For Angels the first half was a nightmare. Where the hell was Lucas Bexley? That enigmatic, sharp faced man from Leeds who had bought Corleone Rovers two years before and whose acid comments from the sidelines had fired up the whole team. He had his business interests to be sure - but every Saturday he would shut up his pie stall and take his place by the touchline, shouting out words of wisdom in a language that was unmistakeable, though none of the players actually had a clue what he was saying. But that did not matter. Today, sensing their chance, Wednesday had scored two easy goals while the hapless Rovers defence waited for a blast of abuse from the sidelines to unsettle the assistant referee and force an offside flag. They went in and stared glumly at the half-time pizza and it was all Borgia could do to motivate them to start the second half.

Still that empty seat. Rovers defended grimly but their hearts were not in it. The Wednesday strolled around, keeping possession, taunting their old rivals. Time was running out.

"Put some bloody life into it"
Borgia spun roun, heart pumping. Almost unnoticed, Bexley had taken his seat, hands firmly clasped around his flask of tea, that familiar flat cap jammed over his head. "Eee, that were rubbish, lad, rubbish. Seen better round our morgue"
The Rovers midfield perked up. With newly found speed they challenged for the ball. Borgia thundered forward. A Wednesday defender attempted to hack him down and the referee looked the other way until a bellow of "What the hell was that, ref? Put your bloody glasses on. That's a red card that is in any book and no mistake" made him hastily blow up, award a penalty and send off the trembling back.
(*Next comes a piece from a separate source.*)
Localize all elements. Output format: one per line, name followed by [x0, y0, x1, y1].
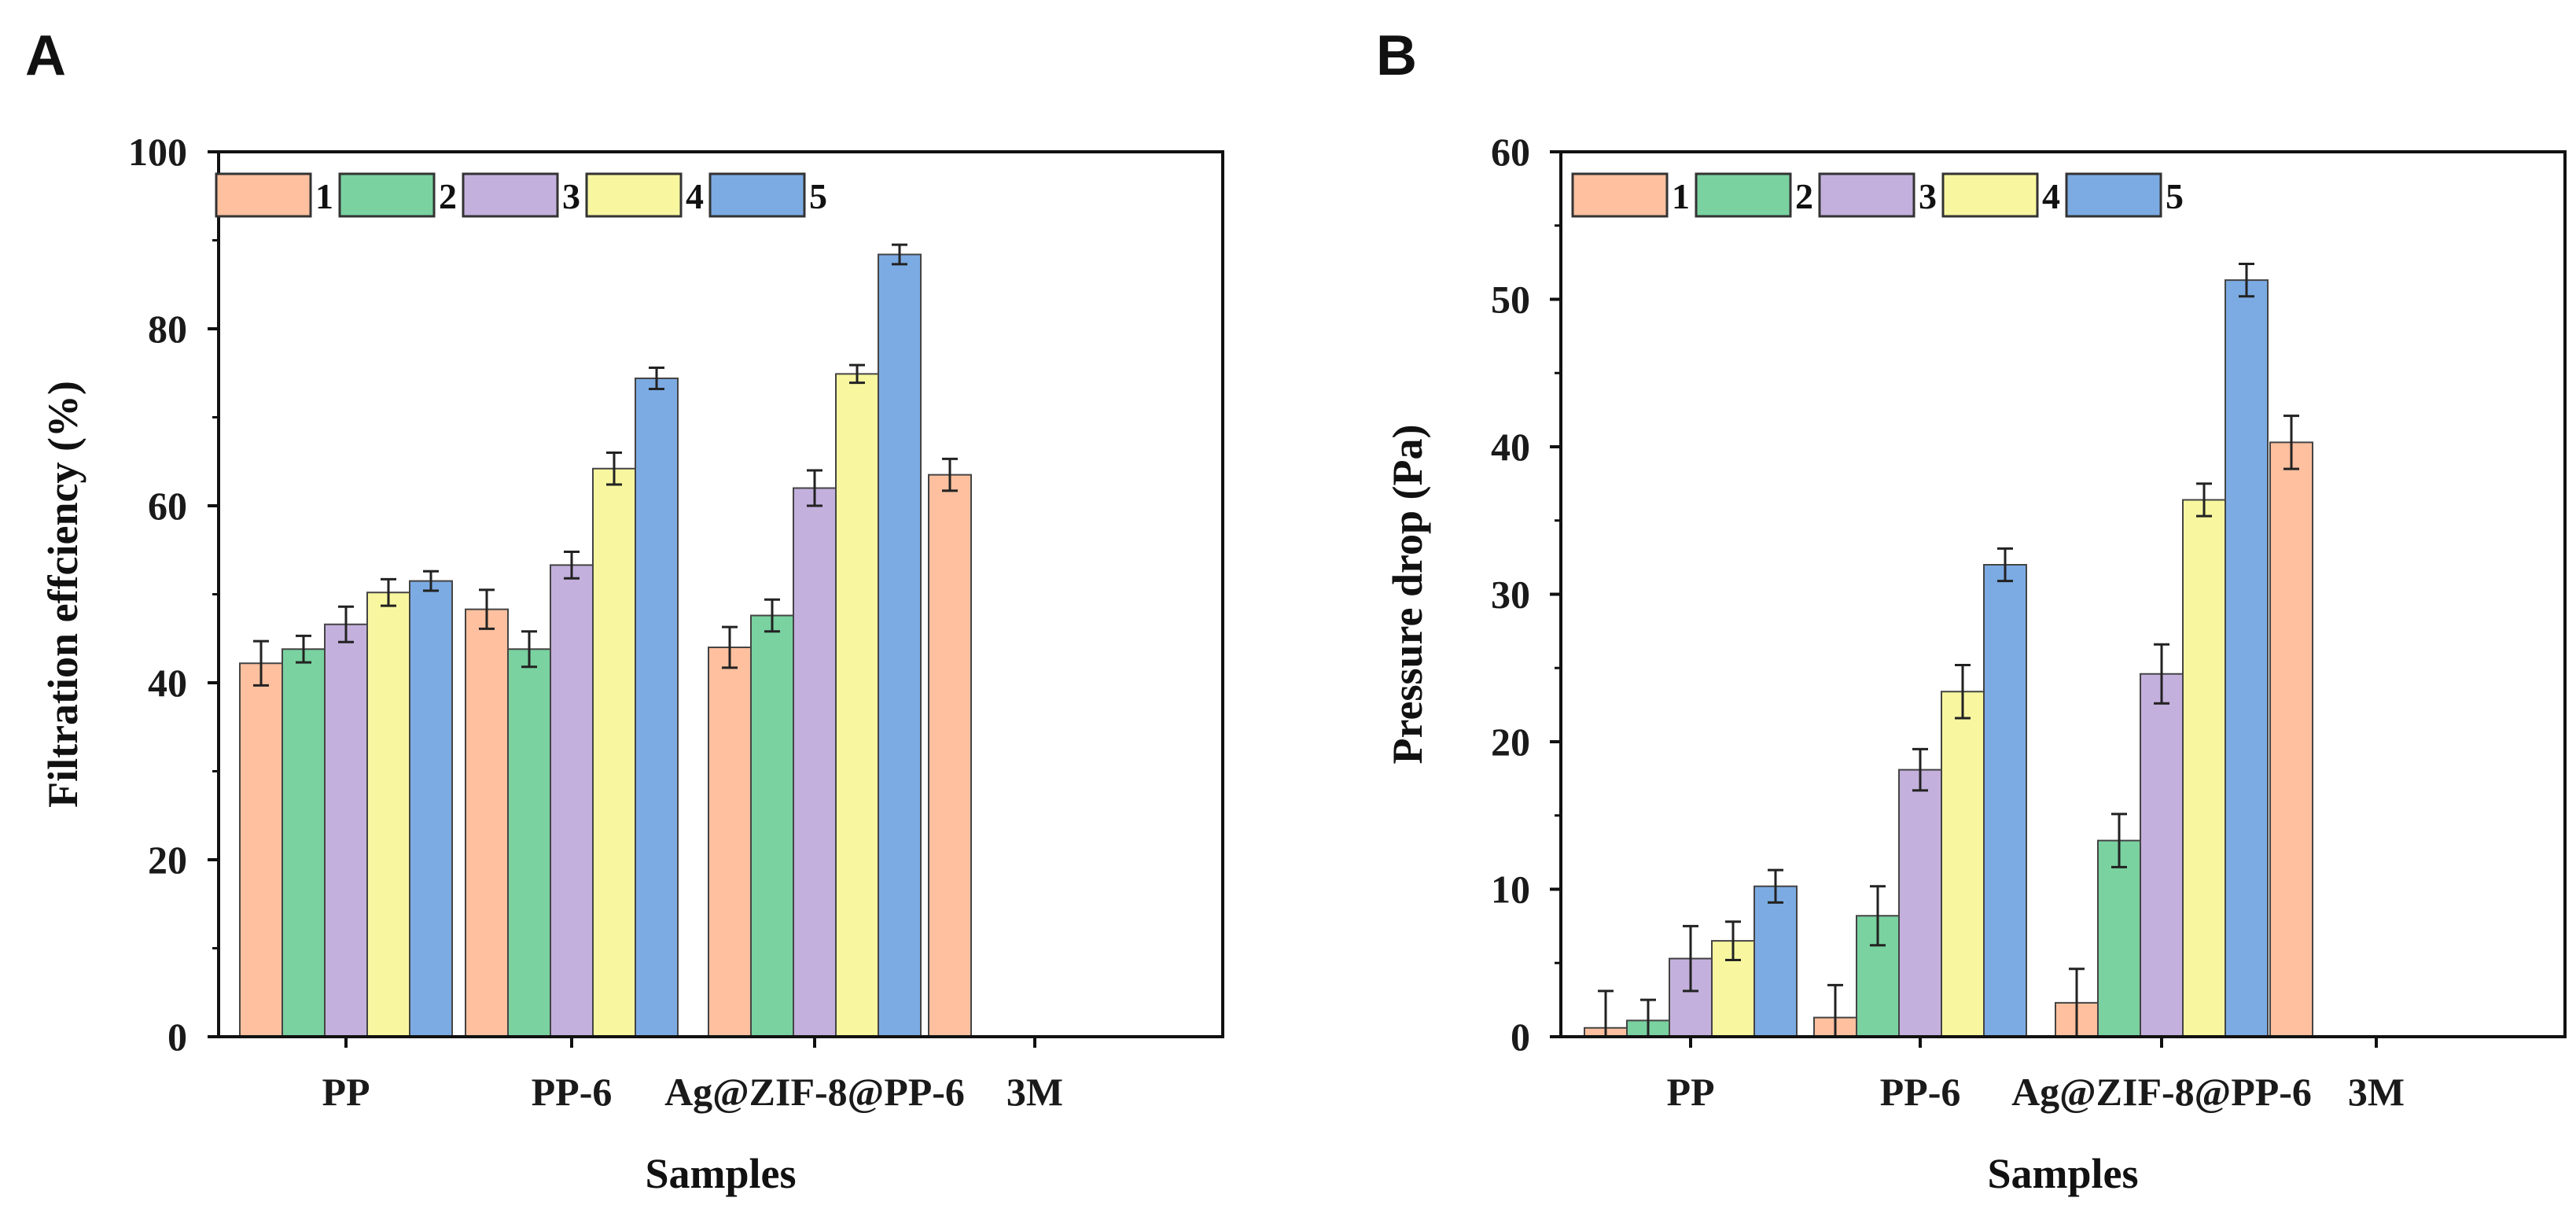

The goalkeeper, jiggling on his line as he tried to guess which way the kick would go, heard "Get that jessie off the pitch" at full volume, turned to give the heckler the finger and watched in horror as Borgia slid the ball into the net.

The Rovers were back in it and four goals later and the match won in style they trotted triumphantly to clap at their cheering fans amidst whose delighted ranks sat one stony faced figure.
"Call that football cause I bloody don't. Our nan could have done better even after she had her second hip done."
Nobody knew what he meant except his trusted consigliere Angels and he did not enlighten them. The boss was back.